I've used the following code to construct an LSTM model to do the graph generation task.
class GraphLSTM(nn.Module):
"""
"""
def __init__(self, input_size, batch_size,embedding_size, hidden_size, num_layers,
has_input=True, has_output=False, output_size=None, device='cuda'):
super(GraphLSTM, self).__init__()
self.num_layers = num_layers
self.hidden_size = hidden_size
self.has_input = has_input
self.has_output = has_output
self.device = device
self.batch_size = batch_size
if has_input:
self.input = nn.Linear(input_size, embedding_size)

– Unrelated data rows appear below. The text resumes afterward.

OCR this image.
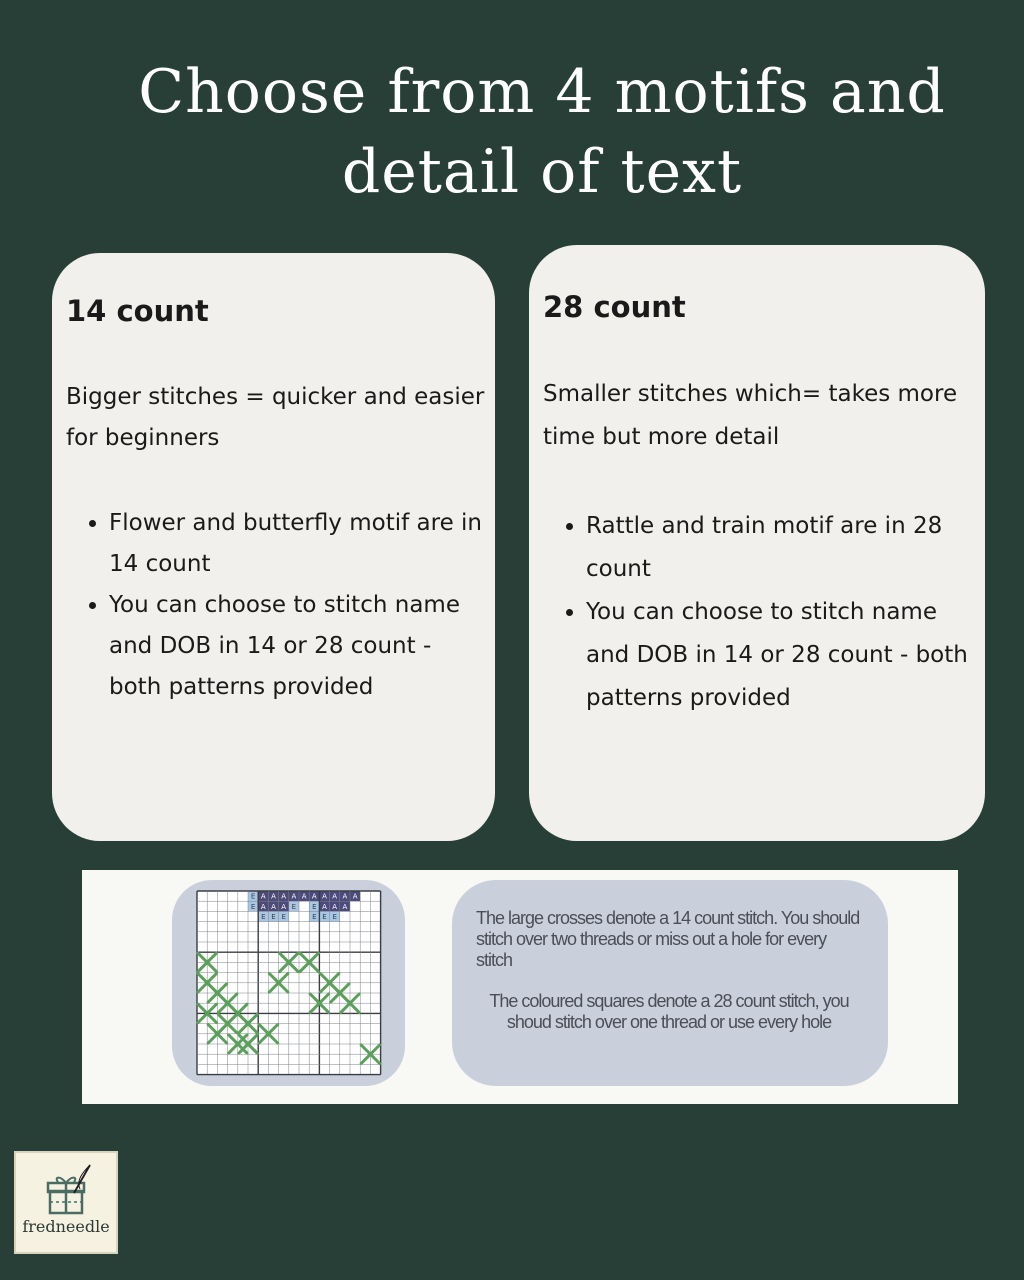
Choose from 4 motifs and detail of text
14 count

Bigger stitches = quicker and easier for beginners

• Flower and butterfly motif are in 14 count
• You can choose to stitch name and DOB in 14 or 28 count - both patterns provided
28 count

Smaller stitches which= takes more time but more detail

• Rattle and train motif are in 28 count
• You can choose to stitch name and DOB in 14 or 28 count - both patterns provided
E A A A A A A A A A A
E A A A E E A A A
E E E	E E E	The large crosses denote a 14 count stitch. You should stitch over two threads or miss out a hole for every stitch

The coloured squares denote a 28 count stitch, you shoud stitch over one thread or use every hole

fredneedle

self.rnn = nn.LSTM(input_size=embedding_size,
hidden_size=hidden_size,
num_layers=num_layers,
batch_first=True)
else:
self.rnn = nn.LSTM(input_size=input_size,
hidden_size=hidden_size, num_layers=num_layers, batch_first=True)
if has_output:
# print("embedding_size: ", output_size)
self.output = nn.Sequential(
nn.Linear(hidden_size, embedding_size),
nn.ReLU(),
nn.Linear(embedding_size, output_size)
)
self.relu = nn.ReLU()
# initialize
self.hidden = None # need initialize before forward run
self.zero_tensor = Variable(torch.zeros(self.num_layers, batch_size,
self.hidden_size)).to(self.device)
for name, param in self.rnn.named_parameters():
if 'bias' in name:
nn.init.constant(param, 0.25)
elif 'weight' in name:
nn.init.xavier_uniform(param, gain=nn.init.calculate_gain('sigmoid'))
for m in self.modules():
if isinstance(m, nn.Linear):
m.weight.data = init.xavier_uniform(m.weight.data,
gain=nn.init.calculate_gain('relu'))
def init_hidden(self, batch_size):
return (Variable(torch.zeros(self.num_layers, batch_size, self.hidden_size)).to(self.device),
Variable(torch.zeros(self.num_layers, batch_size, self.hidden_size)).to(self.device))
def forward(self, input_raw, pack=False, input_len=None):
if self.has_input:
cell_input = self.input(input_raw)
cell_input = self.relu(cell_input)
else:
cell_input = input_raw
if pack:
cell_input = pack_padded_sequence(cell_input, input_len, batch_first=True)
output_raw, self.hidden = self.rnn(cell_input, self.hidden)
if pack:
output_raw = pad_packed_sequence(output_raw, batch_first=True)[0]
if self.has_output:
output_raw = self.output(output_raw)
# return hidden state at each time step
return output_raw
but when i run the code with this initialization of the hidden state:
self.node_rnn.hidden = self.node_rnn.init_hidden(batch_size=old_x.size(0))
the error occures :
raise RuntimeError(msg.format(expected_hidden_size, list(hx.size())))
RuntimeError: Expected hidden[0] size (4, 512, 16), got [512, 16]
i tried to modify the init code of the hidden state but it didn't work. can someone please tell me how to handle the problem and what is the meaning of the element inside that two tuples and why is this differ from my defined shape of the hidden state.i've print the hidden states shape using
print(self.node_rnn.hidden[0].shape)
and it gave me
torch.Size([4, 32, 128])
can someone please tell me how to solve this problem?